Jack — and, by logical extension, the movie as a whole — is rescued by the fact that everybody in France is even crazier, ruder and more idiosyncratic than he. That goes for Marion’s car-vandalizing pere (played by Albert Delpy, the director’s real-life father) and her comically lachrymose mere (Marie Pillet, the director’s mother). Throw in a never-ending queue of sexually aggressive ex-beaus — who, to Jack’s consternation, try to seduce her in subtitled French — and Jack gracefully assumes the role of sympathetic straight man. (Save his first few scenes, Goldberg is comic gold.)
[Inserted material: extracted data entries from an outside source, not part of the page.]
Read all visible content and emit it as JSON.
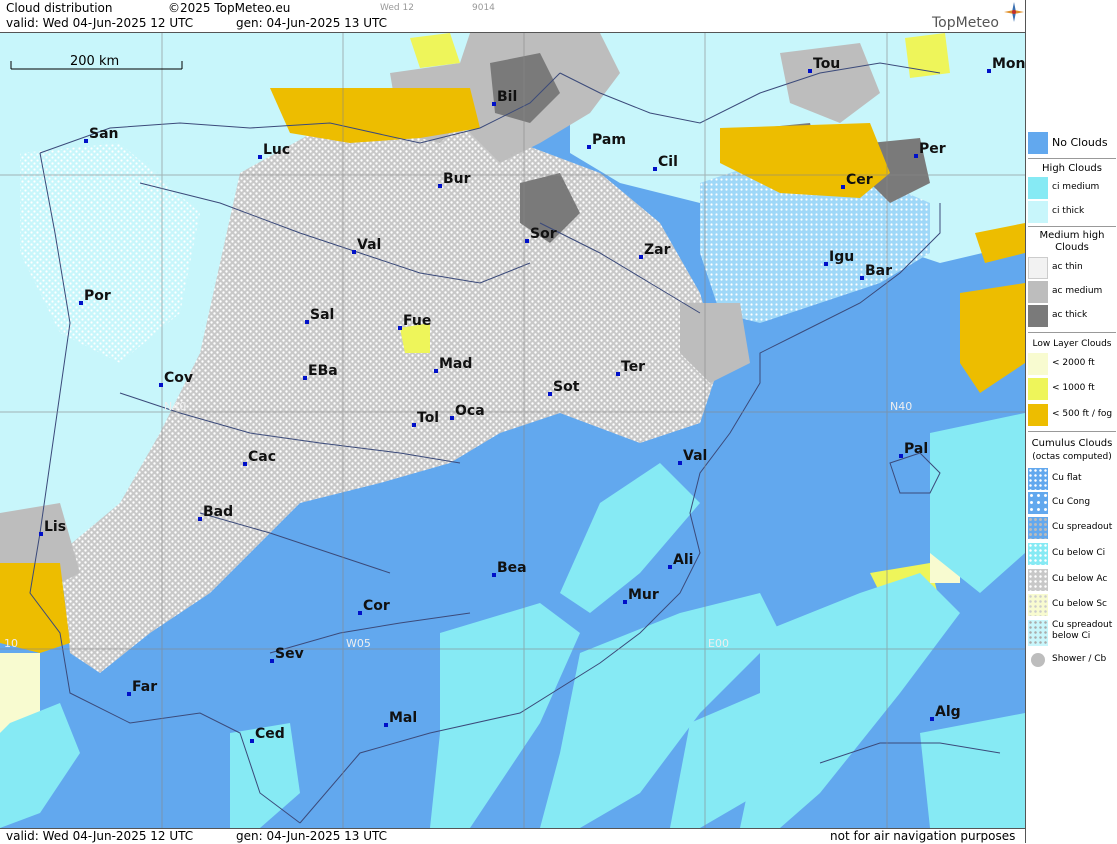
{
  "header": {
    "title": "Cloud distribution",
    "copyright": "©2025 TopMeteo.eu",
    "valid_line": "valid:  Wed  04-Jun-2025  12 UTC",
    "gen_line": "gen: 04-Jun-2025 13 UTC",
    "run_tag": "Wed 12",
    "code_tag": "9014",
    "brand": "TopMeteo"
  },
  "scale_bar": {
    "label": "200 km"
  },
  "footer": {
    "valid_line": "valid:  Wed  04-Jun-2025  12 UTC",
    "gen_line": "gen: 04-Jun-2025 13 UTC",
    "disclaimer": "not for air navigation purposes"
  },
  "grid_labels": {
    "n40_left": "N40",
    "n40_right": "N40",
    "w05": "W05",
    "e00": "E00",
    "w10": "10"
  },
  "cities": [
    {
      "name": "Tou"
    },
    {
      "name": "Mon"
    },
    {
      "name": "Bil"
    },
    {
      "name": "San"
    },
    {
      "name": "Pam"
    },
    {
      "name": "Luc"
    },
    {
      "name": "Cil"
    },
    {
      "name": "Per"
    },
    {
      "name": "Bur"
    },
    {
      "name": "Cer"
    },
    {
      "name": "Sor"
    },
    {
      "name": "Val"
    },
    {
      "name": "Zar"
    },
    {
      "name": "Igu"
    },
    {
      "name": "Bar"
    },
    {
      "name": "Por"
    },
    {
      "name": "Sal"
    },
    {
      "name": "Fue"
    },
    {
      "name": "Mad"
    },
    {
      "name": "Cov"
    },
    {
      "name": "EBa"
    },
    {
      "name": "Ter"
    },
    {
      "name": "Sot"
    },
    {
      "name": "Tol"
    },
    {
      "name": "Oca"
    },
    {
      "name": "Cac"
    },
    {
      "name": "Val"
    },
    {
      "name": "Pal"
    },
    {
      "name": "Bad"
    },
    {
      "name": "Lis"
    },
    {
      "name": "Bea"
    },
    {
      "name": "Ali"
    },
    {
      "name": "Cor"
    },
    {
      "name": "Mur"
    },
    {
      "name": "Sev"
    },
    {
      "name": "Far"
    },
    {
      "name": "Ced"
    },
    {
      "name": "Mal"
    },
    {
      "name": "Alg"
    }
  ],
  "legend": {
    "no_clouds": "No Clouds",
    "high_clouds": "High Clouds",
    "ci_medium": "ci medium",
    "ci_thick": "ci thick",
    "medium_high": "Medium high Clouds",
    "ac_thin": "ac thin",
    "ac_medium": "ac medium",
    "ac_thick": "ac thick",
    "low_layer": "Low Layer Clouds",
    "low_2000": "< 2000 ft",
    "low_1000": "< 1000 ft",
    "low_500": "< 500 ft / fog",
    "cumulus": "Cumulus Clouds",
    "cumulus_sub": "(octas computed)",
    "cu_flat": "Cu flat",
    "cu_cong": "Cu Cong",
    "cu_spreadout": "Cu spreadout",
    "cu_below_ci": "Cu below Ci",
    "cu_below_ac": "Cu below Ac",
    "cu_below_sc": "Cu below Sc",
    "cu_spreadout_below_ci": "Cu spreadout below Ci",
    "shower_cb": "Shower / Cb"
  },
  "colors": {
    "no_clouds": "#62a8ee",
    "ci_medium": "#86eaf4",
    "ci_thick": "#c8f6fb",
    "ac_thin": "#f2f2f2",
    "ac_medium": "#bdbdbd",
    "ac_thick": "#7a7a7a",
    "low_2000": "#f8fbd0",
    "low_1000": "#eef55a",
    "low_500": "#edbd00"
  }
}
As a comparative cultural study, “2 Days in Paris” is beyond slanted — Americans are all elitist and right-wing philistines, and Frenchmen are all sex-mad swine and burger-hating terrorists. But in Delpy’s hilariously uncharitable vision, is there a hint of truth? Like Jack and Marion, the two cultures make for a strange, and strangely enduring, romance.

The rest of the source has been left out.